By the time I initiated my short position in DNDN, the “gradually” phase of the bankruptcy process was already well under way. Its stock was below $10. I regret making my short public, though, because doing so probably alerted other investors to the opportunity. After my article was published, the “negative rebate” my broker charges me to short stocks shot up on DNDN past 50 percent. Faced with this huge cost, I was forced to cover my 300,000 shares with the stock still hovering just under $3. It’s now trading for pennies, meaning I left almost a million dollars on the table when I had to cover.

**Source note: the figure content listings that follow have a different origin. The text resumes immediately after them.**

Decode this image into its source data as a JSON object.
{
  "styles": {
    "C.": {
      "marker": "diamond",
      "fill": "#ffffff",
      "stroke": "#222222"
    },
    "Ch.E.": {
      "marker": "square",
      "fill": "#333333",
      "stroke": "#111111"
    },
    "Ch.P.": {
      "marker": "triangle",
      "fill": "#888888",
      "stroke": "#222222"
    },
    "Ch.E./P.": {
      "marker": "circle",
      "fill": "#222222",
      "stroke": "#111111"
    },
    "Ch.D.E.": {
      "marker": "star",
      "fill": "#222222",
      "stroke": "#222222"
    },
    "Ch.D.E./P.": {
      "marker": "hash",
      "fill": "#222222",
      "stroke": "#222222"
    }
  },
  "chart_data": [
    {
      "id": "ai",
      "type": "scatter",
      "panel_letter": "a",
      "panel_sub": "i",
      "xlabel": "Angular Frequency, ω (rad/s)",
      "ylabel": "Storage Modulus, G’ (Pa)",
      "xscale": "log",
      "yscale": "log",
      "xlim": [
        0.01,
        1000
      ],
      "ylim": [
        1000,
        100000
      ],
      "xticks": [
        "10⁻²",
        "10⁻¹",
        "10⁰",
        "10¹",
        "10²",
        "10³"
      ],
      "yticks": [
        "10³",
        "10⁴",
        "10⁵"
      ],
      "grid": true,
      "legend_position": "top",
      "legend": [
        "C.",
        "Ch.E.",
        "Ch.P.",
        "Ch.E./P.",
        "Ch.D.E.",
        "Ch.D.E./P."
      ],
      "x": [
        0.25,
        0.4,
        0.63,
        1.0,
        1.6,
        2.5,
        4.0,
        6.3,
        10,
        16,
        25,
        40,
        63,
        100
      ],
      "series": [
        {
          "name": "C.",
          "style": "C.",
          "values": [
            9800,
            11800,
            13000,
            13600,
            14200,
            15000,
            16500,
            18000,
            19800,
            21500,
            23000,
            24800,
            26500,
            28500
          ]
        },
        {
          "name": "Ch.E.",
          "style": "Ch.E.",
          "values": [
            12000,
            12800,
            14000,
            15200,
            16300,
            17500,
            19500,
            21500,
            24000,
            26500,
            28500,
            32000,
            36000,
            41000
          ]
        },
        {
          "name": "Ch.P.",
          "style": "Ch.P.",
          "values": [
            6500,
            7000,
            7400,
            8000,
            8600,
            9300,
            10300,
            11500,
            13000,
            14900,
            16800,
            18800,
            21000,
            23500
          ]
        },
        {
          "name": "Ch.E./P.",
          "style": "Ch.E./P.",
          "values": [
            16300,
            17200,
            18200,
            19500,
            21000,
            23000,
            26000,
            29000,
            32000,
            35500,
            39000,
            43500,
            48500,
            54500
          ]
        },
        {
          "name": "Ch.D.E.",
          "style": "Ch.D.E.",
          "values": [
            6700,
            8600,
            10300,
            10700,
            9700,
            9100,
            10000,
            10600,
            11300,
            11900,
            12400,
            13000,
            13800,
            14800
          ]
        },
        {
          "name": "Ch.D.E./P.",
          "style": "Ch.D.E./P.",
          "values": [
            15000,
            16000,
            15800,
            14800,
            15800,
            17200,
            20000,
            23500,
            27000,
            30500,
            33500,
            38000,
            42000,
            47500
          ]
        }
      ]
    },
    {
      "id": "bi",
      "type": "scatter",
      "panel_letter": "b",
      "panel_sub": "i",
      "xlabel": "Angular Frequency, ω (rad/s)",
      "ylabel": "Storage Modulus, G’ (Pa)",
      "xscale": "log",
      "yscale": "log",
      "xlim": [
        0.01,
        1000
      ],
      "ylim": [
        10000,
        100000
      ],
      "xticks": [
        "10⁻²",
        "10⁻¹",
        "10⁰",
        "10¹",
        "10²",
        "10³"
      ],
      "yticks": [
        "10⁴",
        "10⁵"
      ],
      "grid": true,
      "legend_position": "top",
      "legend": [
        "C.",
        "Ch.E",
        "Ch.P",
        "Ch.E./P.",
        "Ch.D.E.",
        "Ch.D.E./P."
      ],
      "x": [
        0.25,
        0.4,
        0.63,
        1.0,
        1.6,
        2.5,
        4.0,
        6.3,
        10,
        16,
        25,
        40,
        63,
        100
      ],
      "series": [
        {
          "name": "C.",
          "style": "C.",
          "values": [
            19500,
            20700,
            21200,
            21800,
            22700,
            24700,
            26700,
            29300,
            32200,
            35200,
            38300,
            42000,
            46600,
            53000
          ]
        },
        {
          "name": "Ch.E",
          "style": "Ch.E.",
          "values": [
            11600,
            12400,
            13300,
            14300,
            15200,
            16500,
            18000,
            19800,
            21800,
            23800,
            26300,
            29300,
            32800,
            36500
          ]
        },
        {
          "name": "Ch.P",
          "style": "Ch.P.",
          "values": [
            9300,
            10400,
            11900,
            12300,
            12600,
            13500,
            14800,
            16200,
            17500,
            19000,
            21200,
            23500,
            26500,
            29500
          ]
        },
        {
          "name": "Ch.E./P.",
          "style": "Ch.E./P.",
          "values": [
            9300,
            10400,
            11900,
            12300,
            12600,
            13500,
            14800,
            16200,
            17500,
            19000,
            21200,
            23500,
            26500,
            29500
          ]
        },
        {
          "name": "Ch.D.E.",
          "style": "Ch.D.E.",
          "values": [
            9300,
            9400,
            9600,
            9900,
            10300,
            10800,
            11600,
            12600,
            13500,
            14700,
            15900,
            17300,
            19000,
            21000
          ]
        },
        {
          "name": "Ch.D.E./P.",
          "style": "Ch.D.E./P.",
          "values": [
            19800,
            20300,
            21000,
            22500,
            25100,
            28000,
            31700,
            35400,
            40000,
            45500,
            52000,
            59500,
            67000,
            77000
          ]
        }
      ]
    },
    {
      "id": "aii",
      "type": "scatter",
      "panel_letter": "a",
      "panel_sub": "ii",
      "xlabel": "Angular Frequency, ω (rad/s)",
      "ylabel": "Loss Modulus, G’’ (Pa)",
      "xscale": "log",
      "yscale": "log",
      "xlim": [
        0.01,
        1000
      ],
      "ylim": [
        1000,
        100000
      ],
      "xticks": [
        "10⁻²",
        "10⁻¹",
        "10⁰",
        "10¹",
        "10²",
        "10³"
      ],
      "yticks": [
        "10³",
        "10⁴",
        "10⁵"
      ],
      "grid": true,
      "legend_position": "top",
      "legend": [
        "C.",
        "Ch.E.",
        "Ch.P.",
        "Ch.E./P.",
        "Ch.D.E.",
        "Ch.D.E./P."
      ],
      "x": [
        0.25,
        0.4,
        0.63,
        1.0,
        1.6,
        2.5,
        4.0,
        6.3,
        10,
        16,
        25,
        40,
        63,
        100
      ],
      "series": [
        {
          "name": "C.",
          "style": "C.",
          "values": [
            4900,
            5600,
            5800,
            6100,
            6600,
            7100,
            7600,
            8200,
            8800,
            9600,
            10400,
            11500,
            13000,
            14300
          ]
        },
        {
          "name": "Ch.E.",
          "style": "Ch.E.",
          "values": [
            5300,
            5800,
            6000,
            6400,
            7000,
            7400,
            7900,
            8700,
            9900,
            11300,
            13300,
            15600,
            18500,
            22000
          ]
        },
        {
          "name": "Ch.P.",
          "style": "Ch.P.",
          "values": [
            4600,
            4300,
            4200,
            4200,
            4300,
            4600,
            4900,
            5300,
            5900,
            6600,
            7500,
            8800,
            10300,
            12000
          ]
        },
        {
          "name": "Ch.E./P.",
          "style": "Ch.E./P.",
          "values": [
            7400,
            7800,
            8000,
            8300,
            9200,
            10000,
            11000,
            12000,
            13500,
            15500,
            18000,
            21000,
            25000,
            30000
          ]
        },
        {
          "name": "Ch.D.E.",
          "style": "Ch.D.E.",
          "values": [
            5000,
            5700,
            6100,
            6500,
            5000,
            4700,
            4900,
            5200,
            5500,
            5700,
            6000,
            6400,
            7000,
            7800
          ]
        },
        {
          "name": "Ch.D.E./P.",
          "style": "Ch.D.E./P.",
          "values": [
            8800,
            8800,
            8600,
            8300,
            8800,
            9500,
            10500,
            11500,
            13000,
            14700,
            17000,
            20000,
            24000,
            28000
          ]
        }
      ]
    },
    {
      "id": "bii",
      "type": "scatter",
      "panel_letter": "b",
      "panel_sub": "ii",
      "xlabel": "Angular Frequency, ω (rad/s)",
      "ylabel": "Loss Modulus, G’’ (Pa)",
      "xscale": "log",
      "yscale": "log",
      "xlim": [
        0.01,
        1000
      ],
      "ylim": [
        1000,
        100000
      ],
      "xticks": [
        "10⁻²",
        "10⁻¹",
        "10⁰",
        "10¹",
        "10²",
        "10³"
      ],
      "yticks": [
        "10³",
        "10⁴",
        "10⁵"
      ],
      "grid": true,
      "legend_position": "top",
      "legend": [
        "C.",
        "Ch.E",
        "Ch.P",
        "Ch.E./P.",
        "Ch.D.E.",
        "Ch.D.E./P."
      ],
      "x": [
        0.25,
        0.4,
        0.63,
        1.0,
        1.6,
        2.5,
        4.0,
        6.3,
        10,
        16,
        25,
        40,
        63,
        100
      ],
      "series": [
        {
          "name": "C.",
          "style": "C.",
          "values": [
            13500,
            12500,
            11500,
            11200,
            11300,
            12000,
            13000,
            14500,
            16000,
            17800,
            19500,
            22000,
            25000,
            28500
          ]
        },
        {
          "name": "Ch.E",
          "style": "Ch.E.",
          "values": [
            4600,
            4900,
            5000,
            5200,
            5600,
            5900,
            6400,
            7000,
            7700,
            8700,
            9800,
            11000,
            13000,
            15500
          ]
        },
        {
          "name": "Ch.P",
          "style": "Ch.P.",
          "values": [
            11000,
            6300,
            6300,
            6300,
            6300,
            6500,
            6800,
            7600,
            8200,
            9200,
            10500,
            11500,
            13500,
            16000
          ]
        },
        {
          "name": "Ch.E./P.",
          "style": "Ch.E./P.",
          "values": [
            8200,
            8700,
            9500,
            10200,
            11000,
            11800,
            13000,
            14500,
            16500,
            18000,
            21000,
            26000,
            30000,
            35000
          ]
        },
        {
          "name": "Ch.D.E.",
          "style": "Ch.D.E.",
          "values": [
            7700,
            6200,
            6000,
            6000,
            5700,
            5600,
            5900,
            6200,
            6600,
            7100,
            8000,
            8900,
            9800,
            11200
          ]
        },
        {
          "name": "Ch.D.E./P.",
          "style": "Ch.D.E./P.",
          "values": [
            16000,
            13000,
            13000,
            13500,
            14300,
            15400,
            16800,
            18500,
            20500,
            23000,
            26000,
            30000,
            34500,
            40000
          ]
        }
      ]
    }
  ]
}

Ironically, many people think short sellers seek to tank stocks by publicizing their positions. Thanks to negative rebates, which only came on the scene after the financial crisis as brokerages looked for new revenue sources, talking about short positions actually hurts rather than helps returns. That’s why I’m not going to do it anymore. I will say this, though: spotting a dead company walking like Dendreon is not rocket science. There are plenty of them out there at any given time. The best place to hunt for them is on the list of stocks consistently making 52 week lows. As fundamentals unravel a company’s stock price will inevitably sink and sink some more. But given the excessively optimistic (or promotional) mindset of investors who love low priced stocks, there is always some “meat left on the bone” before a company files bankruptcy and its stock goes all the way to zero.